Next Generation Sequencing Driven the Growth of Genome Sequencing Market

Until the last decade, application of genomics was restricted to academic research. With the advent of innovative technologies in DNA sequencing and gene expression, the key focus of genomics has shifted to drug discovery and agricultural research. The success of various research projects in utilizing genomic research for personalized medicine and molecular diagnostics is expected to increase the penetration of genetic testing in these application areas. Genomics-related testing also enables researchers to obtain accurate diagnosis of various life-threatening diseases. Moreover, government initiatives and notable pipeline projects on personalized medicine are expected to support this paradigm shift in the coming years.

The governments of several nations have made significant investments in the genomics market to promote genomics technologies in various applications. The Department of Health, U.K. set up ‘Genomics England,’ a 100k genome project, in 2012 to sequence DNA codes for 100,000 patients in the next five years. In 2013, the U.S. government sanctioned a $25 million National Institute of Health (NIH) grant to investigate the use of whole genome sequencing in screening new born babies for disorders.

Considering various technologies in whole genome sequencing, next-generation sequencing platforms have witnessed significant adoption post the commercialization of second-generation DNA sequencing systems in mid 2000s. Sequencing by synthesis technology (SBS) is expected to grow at a higher rate amongst other second-generation sequencing methods, due to its high accuracy and cost effectiveness. Single-Molecule Real-Time (SMR) Technology is part of third-generation sequencing; it provides increased accuracy and eliminates the need for amplification. This technology segment is expected to grow at a lower rate, due to the fact that it is more expensive than second-generation sequencing methods. The Oxford Nanopore technology is an emerging sequencing technology, which has the capacity to provide whole genome scanning in 15 minutes, at low costs. This is expected to drive the growth of the DNA sequencing market in the future.

Developments in sequencing technologies have enabled faster processing speeds. Current DNA sequencers with sequencing-specific chips are capable of basic decoding in a single day, and this is expected to be further reduced to a matter of hours in the near future. In addition to enhanced processing speeds, process optimization in DNA sequencing is an expected future trend. The acquisition of Ingenuity Systems, Inc. by QIAGEN in October 2013 was a step towards the provision of a completely integrated NGS workflow package, which optimizes all processes involved in DNA sequencing—from sample preparation to data analysis. Thus, the future of DNA sequencing technologies is expected to enable shorter processing times and complete process workflow integration in the coming years.

Despite the technological advances in genomics, significant capital investments in enabling genomic testing capabilities have proved to be a restraining factor for market growth in low- to middle-income countries.
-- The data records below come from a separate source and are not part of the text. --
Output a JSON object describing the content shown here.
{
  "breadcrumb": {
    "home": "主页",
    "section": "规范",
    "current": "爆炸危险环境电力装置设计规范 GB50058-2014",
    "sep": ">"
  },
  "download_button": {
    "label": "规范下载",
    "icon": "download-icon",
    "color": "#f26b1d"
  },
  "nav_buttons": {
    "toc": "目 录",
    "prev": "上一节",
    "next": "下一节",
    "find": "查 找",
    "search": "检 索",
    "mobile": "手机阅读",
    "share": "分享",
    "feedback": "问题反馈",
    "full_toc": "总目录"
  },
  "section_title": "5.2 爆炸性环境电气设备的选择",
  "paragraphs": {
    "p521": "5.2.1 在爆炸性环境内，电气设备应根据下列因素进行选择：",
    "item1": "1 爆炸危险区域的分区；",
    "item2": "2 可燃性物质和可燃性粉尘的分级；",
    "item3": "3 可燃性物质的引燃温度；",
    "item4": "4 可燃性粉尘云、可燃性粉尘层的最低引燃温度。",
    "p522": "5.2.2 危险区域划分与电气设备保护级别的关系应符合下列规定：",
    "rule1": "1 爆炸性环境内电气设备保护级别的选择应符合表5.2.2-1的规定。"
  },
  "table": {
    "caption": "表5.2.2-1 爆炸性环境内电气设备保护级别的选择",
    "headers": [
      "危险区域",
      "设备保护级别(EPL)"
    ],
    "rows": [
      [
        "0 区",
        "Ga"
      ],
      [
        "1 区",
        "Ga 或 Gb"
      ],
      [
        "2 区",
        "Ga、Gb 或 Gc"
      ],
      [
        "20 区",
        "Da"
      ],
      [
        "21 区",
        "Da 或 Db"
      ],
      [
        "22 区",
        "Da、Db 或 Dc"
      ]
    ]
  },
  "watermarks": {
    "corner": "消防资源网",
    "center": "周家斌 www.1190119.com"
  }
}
Meager healthcare allocation in developing and under-developed nations inhibits the adoption of genomics technologies. A significant increase in the number of mergers and acquisitions in the last decade indicates that dominant market players such as Illumina and Life Technologies (Thermo Fischer) focus on business consolidation through forward and backward integration. This trend is expected to increase the entry barriers in the genomics market.
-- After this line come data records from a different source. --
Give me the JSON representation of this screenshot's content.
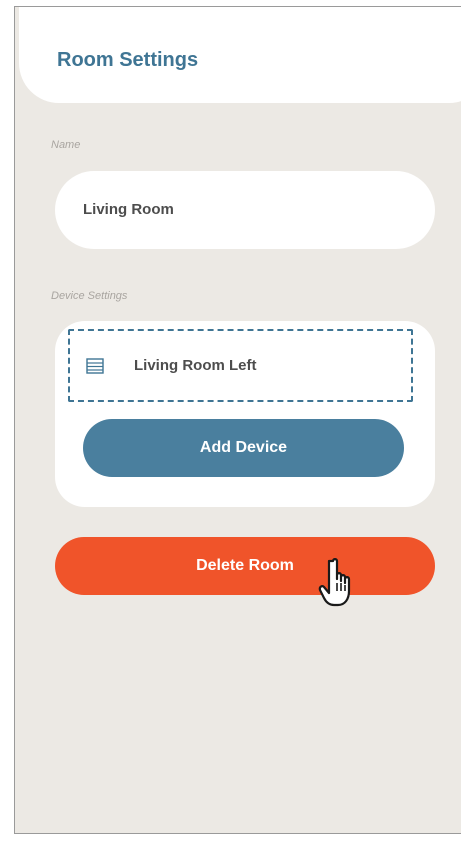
{
  "header": {
    "title": "Room Settings"
  },
  "name_section": {
    "label": "Name",
    "value": "Living Room"
  },
  "device_section": {
    "label": "Device Settings",
    "devices": [
      {
        "label": "Living Room Left",
        "icon": "blinds-icon"
      }
    ],
    "add_button_label": "Add Device"
  },
  "delete_button_label": "Delete Room",
  "colors": {
    "background": "#ece9e4",
    "accent": "#3f7594",
    "add_button": "#4a7f9e",
    "delete_button": "#f0542a"
  },
  "cursor": {
    "icon": "hand-pointer-icon"
  }
}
Since 2004, the key restructuring motive for market players in the global genomics market was identified as portfolio expansion. Tier I and II companies were found to be active in acquiring companies. The number of acquisitions by Tier I and Tier II companies increased from 22 (2006 to 2009) to 38 (2010 to 2013). The most recent notable development involved Thermo Fisher’s acquisition of Life Technologies for $13.6 billion, in addition to its net debt of $2.2 billion as of 2012. This acquisition is expected to significantly consolidate the global genomics market in 2014.